I searched many solutions and I tried to set my heap memory to 512mb -Xmx512m -Xms512m, and I also set the fetch size setFetchSize(50).
I suspect it's the ResultSet occupied too much memories, the results may stored in the client-side catch. However, after I clear up some object ( st.close() and rs.close() ), even I manually called the garbage collector System.gc(), the free memory after the loop never increase (why?).
Let's just assume I can not change the database design, and I need all query results. How can I free more memory after processing?
P.S.: I also tried to not using the ResultSet.getString() and relace it with hardcode String, and after looping, I got 450mb free memory.
I found that, if I do:
// + counter to make the value different for each row, for testing purpose
item.setColumn1( "Constant String from Column1" + counter );
... ...
item.setColumn12( "Constant String from Column12" + counter );
It used only around 60MB memory.
But if I do:
item.setColumn1( rs.getString("column1") );
... ...
item.setColumn12( rs.getString("column12") );
It used up to 380MB memory.
I already did rs.close(); and rs = null; //rs is Result instance, but this seems does not help. Why there is so much memory usage different between these 2 approaches? In both approaches I only passed in String.
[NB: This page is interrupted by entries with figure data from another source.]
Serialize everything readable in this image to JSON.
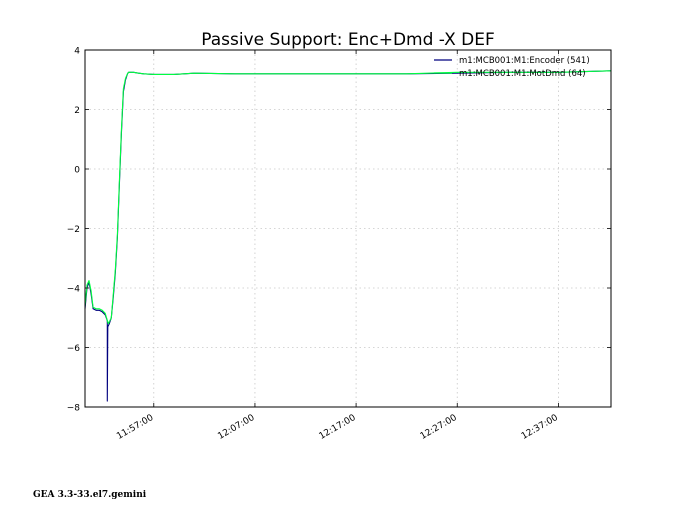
{
  "chart_data": {
    "type": "line",
    "title": "Passive Support:  Enc+Dmd -X DEF",
    "xlabel": "",
    "ylabel": "",
    "ylim": [
      -8,
      4
    ],
    "yticks": [
      4,
      2,
      0,
      -2,
      -4,
      -6,
      -8
    ],
    "ytick_labels": [
      "4",
      "2",
      "0",
      "−2",
      "−4",
      "−6",
      "−8"
    ],
    "xlim_minutes_after_11_57": [
      -6.8,
      45.2
    ],
    "xticks": [
      "11:57:00",
      "12:07:00",
      "12:17:00",
      "12:27:00",
      "12:37:00"
    ],
    "xtick_minutes": [
      0,
      10,
      20,
      30,
      40
    ],
    "grid": true,
    "legend_position": "top-right",
    "series": [
      {
        "name": "m1:MCB001:M1:Encoder (541)",
        "color": "#00007f",
        "x": [
          -6.8,
          -6.6,
          -6.4,
          -6.2,
          -6.0,
          -5.7,
          -5.4,
          -5.1,
          -4.8,
          -4.6,
          -4.6,
          -4.55,
          -4.4,
          -4.2,
          -4.0,
          -3.8,
          -3.6,
          -3.4,
          -3.2,
          -3.0,
          -2.8,
          -2.7,
          -2.6,
          -2.5,
          -2.3,
          -2.0,
          -1.5,
          -1.0,
          0.0,
          2.0,
          4.0,
          8.0,
          12.0,
          16.0,
          20.0,
          25.0,
          30.0,
          35.0,
          40.0,
          45.2
        ],
        "y": [
          -4.7,
          -4.0,
          -3.8,
          -4.2,
          -4.7,
          -4.75,
          -4.75,
          -4.8,
          -4.9,
          -5.1,
          -7.8,
          -5.3,
          -5.2,
          -5.0,
          -4.3,
          -3.5,
          -2.3,
          -0.5,
          1.2,
          2.6,
          3.0,
          3.1,
          3.2,
          3.25,
          3.25,
          3.25,
          3.22,
          3.2,
          3.18,
          3.18,
          3.22,
          3.2,
          3.2,
          3.2,
          3.2,
          3.2,
          3.22,
          3.25,
          3.25,
          3.3
        ]
      },
      {
        "name": "m1:MCB001:M1:MotDmd (64)",
        "color": "#00ff40",
        "x": [
          -6.8,
          -6.6,
          -6.4,
          -6.2,
          -6.0,
          -5.7,
          -5.4,
          -5.1,
          -4.8,
          -4.5,
          -4.2,
          -4.0,
          -3.8,
          -3.6,
          -3.4,
          -3.2,
          -3.0,
          -2.8,
          -2.6,
          -2.5,
          -2.3,
          -2.0,
          -1.5,
          -1.0,
          0.0,
          2.0,
          4.0,
          8.0,
          12.0,
          16.0,
          20.0,
          25.0,
          30.0,
          35.0,
          40.0,
          45.2
        ],
        "y": [
          -4.6,
          -3.9,
          -3.75,
          -4.1,
          -4.65,
          -4.7,
          -4.7,
          -4.75,
          -4.85,
          -5.2,
          -5.0,
          -4.2,
          -3.4,
          -2.2,
          -0.4,
          1.3,
          2.7,
          3.05,
          3.2,
          3.25,
          3.25,
          3.25,
          3.22,
          3.2,
          3.18,
          3.18,
          3.22,
          3.2,
          3.2,
          3.2,
          3.2,
          3.2,
          3.25,
          3.25,
          3.25,
          3.3
        ]
      }
    ]
  },
  "footer": {
    "text": "GEA 3.3-33.el7.gemini"
  }
}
You should narrow down your queries, try to get more specific and if necessary add limit in your queries your java can't handle too large results
If you need all the data you're getting in memory at the same time (so you can't process it in chunks), then you'll need to have enough memory for it. Try it with 1G of memory.
Forget calling System.gc(), that's not going to help (it will be called before an OutOfMemoryException is thrown anyway).
I also noticed you're not closing the connection. You should probably do that as well (if you don't have a connection pool yet, set one up).
And of course you can use a profiler to see where the memory is actually going to. What you're doing now is pure guesswork.
I don't think many people may encounter this issue, but I still feel like to post my solution for reference.
Before in my code,
The query is:
String sql = "SELECT column1, column2 ... FROM mytable";
and the setter for MyTableObj is:
public void setColumn1(String columnStr) {
this._columnStr = columnStr == null ? "" : columnStr.trim();
After update:
What I updated is just use the trim in query instead of using java code:
String sql = "SELECT TRIM(column1), TRIM(column2) ... FROM mytable";
public void setColumn1(String columnStr) {
this._columnStr = columnStr == null ? "" : columnStr;
Using this udpated code, it takes only roughly 100 MB memory, which is a lot less than previous memory usage (380 MB).
I still can not give a valid reason why java trim consume more memory the sql trim, if anyone knows the reason, please help me to explain it. I will appreciate it a lot.
After many test, I found that it's data. Each row takes 8 KB and 31,000 rows takes about 240MB memory. TRIM in the query can only works for those short data.
Since data is large and memory is limit, I can only limit my query result for now.